POLITICS
03/28/2008 02:45 am ET Updated May 25, 2011

WaPo 's Broder Uncritically Touts 'Executive' Acumen of GOP Presidential Field

The Democratic candidates for president have a "resume gap," warns David Broder in today's Washington Post. And up to a point - at least in the realm of manufacturing armchair historical perspective - there's some sense to be had. Senators have had difficulty reaching the Oval Office in recent elections, and it's easy to see why when one considers the case of John Kerry, whose lengthy voting record proved to be a fertile field in which to sow the flip-flop meme. But the difficult road from the Senate to the presidency is something many have noted. Broder, however, finds it "stunning to realize!" But the stunning reality is that the GOP contenders all have their own, extremely suspect, body of managerial work.

Broder believes that "The burden of proof of readiness to be president is heaviest on those who have never borne executive responsibility. And that is something voters will have to weigh, whichever of the Democrats is the nominee." But what about those who have borne "executive responsibility" poorly or irresponsibly? Won't the voters be weighing that as well? Let's examine the case of each of the sturdy Republican executives Broder touts for the top job.

Mike Huckabee: Broder notes that he was the Governor of Arkansas, where he exhibited a "decade of leadership." And yet, Huckabee's ideas remain resolutely outside the mainstream. He wants to amend the Constitution according to his interpretation of Christianity, and he's pimping a tax plan that necessitates that we all pretend a 30% tax increase is actually a 23% tax increase. Not being able to do grade school math: does that sound like serious managerial skill to you?

John McCain: Broder needs something - anything - to shoehorn McCain, who's also a Senator with a long and circuitous voting record, into this group, so he offers that McCain "commanded the largest squadron in the Navy air wing." You know what? Kudos to McCain. We'd bet that this fact fuels not a single voter's decision to pull the lever for the Arizona Senator.

Rudy Giuliani: He was the Mayor of New York City! And yet, were it not for the pure happenstance of his being in office on September 11, 2001, no sane political expert would consider him to be a serious contender for the White House. The entirety of his resume has been boiled into that one, single nugget, and I know of one group of firefighters who'd debate the merits of even that thin claim. At any rate, if we can judge his executive skill by the way he's run his campaign, you'd have to conclude that he'd run the country into a ditch. And this all comes before we even get to mobbed-up cronies, his embrace of empty sycophants (the celebrated "Yes, Rudy's"), and his tortured refusal to discuss his private-sector clientele.

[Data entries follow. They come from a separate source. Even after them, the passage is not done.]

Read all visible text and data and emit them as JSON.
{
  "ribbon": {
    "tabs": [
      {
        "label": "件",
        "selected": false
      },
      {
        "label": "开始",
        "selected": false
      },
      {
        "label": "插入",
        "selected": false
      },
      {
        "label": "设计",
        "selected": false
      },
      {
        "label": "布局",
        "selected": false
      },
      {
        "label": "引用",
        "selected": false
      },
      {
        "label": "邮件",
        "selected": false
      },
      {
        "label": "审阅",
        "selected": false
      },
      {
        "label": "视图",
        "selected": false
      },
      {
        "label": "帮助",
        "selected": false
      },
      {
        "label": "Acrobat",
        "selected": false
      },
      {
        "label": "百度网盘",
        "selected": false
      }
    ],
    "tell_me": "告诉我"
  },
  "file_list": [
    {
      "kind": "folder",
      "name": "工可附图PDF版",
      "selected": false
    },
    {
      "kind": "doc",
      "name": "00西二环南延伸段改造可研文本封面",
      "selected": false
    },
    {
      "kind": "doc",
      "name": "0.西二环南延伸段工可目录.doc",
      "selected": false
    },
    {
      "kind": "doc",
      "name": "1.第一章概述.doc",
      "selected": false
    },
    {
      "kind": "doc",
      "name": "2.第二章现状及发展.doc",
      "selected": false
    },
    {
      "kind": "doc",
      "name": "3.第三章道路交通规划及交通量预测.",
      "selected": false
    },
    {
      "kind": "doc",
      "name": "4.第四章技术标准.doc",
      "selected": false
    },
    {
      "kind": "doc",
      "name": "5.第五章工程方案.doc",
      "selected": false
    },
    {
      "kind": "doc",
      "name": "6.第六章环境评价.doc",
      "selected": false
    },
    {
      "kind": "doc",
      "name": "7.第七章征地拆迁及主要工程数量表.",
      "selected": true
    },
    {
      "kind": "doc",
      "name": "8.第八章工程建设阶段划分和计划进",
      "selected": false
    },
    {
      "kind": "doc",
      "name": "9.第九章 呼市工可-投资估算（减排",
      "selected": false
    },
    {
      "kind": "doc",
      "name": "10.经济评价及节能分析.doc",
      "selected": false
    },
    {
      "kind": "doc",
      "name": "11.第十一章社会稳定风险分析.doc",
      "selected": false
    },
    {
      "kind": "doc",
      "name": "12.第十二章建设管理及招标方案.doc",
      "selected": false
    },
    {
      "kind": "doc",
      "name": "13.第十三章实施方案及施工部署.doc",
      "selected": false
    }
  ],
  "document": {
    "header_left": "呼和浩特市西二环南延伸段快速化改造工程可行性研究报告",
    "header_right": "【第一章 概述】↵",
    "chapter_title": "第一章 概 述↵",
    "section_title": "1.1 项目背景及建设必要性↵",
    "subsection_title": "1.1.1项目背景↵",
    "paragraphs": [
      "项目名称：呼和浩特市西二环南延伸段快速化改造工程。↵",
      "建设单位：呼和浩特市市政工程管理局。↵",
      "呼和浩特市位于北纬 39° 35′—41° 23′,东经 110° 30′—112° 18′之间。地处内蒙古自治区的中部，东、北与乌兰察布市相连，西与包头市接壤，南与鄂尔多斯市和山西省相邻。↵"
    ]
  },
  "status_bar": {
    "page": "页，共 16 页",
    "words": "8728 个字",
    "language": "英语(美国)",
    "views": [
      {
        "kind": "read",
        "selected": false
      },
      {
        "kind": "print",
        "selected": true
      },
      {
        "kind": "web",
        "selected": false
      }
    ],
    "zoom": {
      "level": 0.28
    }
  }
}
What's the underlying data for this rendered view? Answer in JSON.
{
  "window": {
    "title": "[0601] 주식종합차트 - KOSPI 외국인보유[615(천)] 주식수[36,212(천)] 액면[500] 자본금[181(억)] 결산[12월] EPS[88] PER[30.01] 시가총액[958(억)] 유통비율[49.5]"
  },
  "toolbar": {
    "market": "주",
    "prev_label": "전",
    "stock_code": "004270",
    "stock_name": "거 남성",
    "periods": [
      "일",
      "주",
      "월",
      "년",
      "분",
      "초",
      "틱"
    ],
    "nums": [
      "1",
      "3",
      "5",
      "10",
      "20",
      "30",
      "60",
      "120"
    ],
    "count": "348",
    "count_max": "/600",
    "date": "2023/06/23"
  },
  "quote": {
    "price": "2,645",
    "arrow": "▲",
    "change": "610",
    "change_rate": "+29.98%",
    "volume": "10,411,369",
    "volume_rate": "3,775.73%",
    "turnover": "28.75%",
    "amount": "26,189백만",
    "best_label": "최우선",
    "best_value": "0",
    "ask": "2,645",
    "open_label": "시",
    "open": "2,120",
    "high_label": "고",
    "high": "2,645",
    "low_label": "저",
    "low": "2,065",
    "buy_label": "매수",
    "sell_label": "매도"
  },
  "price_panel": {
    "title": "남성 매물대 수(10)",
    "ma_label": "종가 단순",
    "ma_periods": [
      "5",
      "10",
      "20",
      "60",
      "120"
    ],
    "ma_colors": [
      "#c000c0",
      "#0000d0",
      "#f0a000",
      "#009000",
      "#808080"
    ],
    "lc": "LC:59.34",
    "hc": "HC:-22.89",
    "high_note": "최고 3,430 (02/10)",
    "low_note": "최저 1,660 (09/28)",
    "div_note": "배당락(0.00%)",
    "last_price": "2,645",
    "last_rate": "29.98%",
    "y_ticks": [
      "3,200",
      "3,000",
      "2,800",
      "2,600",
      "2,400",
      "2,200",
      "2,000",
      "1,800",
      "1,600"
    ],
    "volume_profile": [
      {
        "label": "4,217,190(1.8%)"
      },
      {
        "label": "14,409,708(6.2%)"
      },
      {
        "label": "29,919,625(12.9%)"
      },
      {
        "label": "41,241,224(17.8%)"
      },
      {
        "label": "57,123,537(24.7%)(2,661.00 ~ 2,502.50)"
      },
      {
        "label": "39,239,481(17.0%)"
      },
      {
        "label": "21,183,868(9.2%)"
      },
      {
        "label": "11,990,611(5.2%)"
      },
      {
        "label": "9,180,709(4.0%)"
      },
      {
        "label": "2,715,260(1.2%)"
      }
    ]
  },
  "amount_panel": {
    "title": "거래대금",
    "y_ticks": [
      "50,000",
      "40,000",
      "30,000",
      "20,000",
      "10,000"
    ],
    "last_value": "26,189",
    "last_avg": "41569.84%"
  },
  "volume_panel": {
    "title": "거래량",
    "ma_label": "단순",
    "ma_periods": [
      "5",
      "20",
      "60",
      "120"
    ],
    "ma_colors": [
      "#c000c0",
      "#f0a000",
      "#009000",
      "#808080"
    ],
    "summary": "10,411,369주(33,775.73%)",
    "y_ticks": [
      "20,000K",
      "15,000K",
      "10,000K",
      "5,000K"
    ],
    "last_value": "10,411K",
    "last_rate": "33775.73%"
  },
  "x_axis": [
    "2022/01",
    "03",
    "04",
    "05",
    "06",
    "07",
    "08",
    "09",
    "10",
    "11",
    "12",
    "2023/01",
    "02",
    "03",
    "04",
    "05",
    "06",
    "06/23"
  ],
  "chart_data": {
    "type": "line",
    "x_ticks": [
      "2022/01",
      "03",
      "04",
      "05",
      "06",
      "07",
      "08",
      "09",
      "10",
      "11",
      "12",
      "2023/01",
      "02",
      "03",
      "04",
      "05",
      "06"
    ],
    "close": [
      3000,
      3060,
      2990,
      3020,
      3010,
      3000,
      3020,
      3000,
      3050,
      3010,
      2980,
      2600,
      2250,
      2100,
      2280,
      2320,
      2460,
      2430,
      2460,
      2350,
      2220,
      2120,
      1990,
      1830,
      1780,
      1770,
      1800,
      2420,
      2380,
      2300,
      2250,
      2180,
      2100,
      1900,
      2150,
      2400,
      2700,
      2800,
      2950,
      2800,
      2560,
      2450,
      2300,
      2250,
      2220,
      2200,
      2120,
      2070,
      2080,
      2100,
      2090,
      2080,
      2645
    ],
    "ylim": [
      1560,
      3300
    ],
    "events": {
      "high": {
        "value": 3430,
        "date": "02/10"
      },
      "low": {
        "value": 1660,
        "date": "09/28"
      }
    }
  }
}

Mitt Romney: Broder singles out Romney for the highest praise, saying that in Michigan, he proved he was a "tough-minded executive who could reform both laggard private businesses and swollen, ineffective government bureaucracies." If anything, Romney is the worst of the lot. Far from demonstrating himself to be a "tough-minded" anything, he went to Michigan and made a ton of crazy, pandering promises to down-and-out auto workers that he'll never be able to keep. But that's the way of Mitt: whatever you need him to promise right now is what he's promising. Face it: he's not Warren Buffet. He's Michael Scott. And if you want three words to describe Mitt Romney's America, here they are: Dunder Mifflin Infinity.

Chances are, voters will "weigh" these factors as well. But, consider the message that's being sent by Romney's newest catchphrase: "Washington is broken." More than anything else, this is a fact that no voter needs to reminded of, and are likely to give the greatest weight when they go to the polls in November. And how did Washington get broken? It broke at the hands of another empty suit, whose celebrated executive skill took him to the White House, where it availed him nary a whit. Weigh that, Mr. Broder.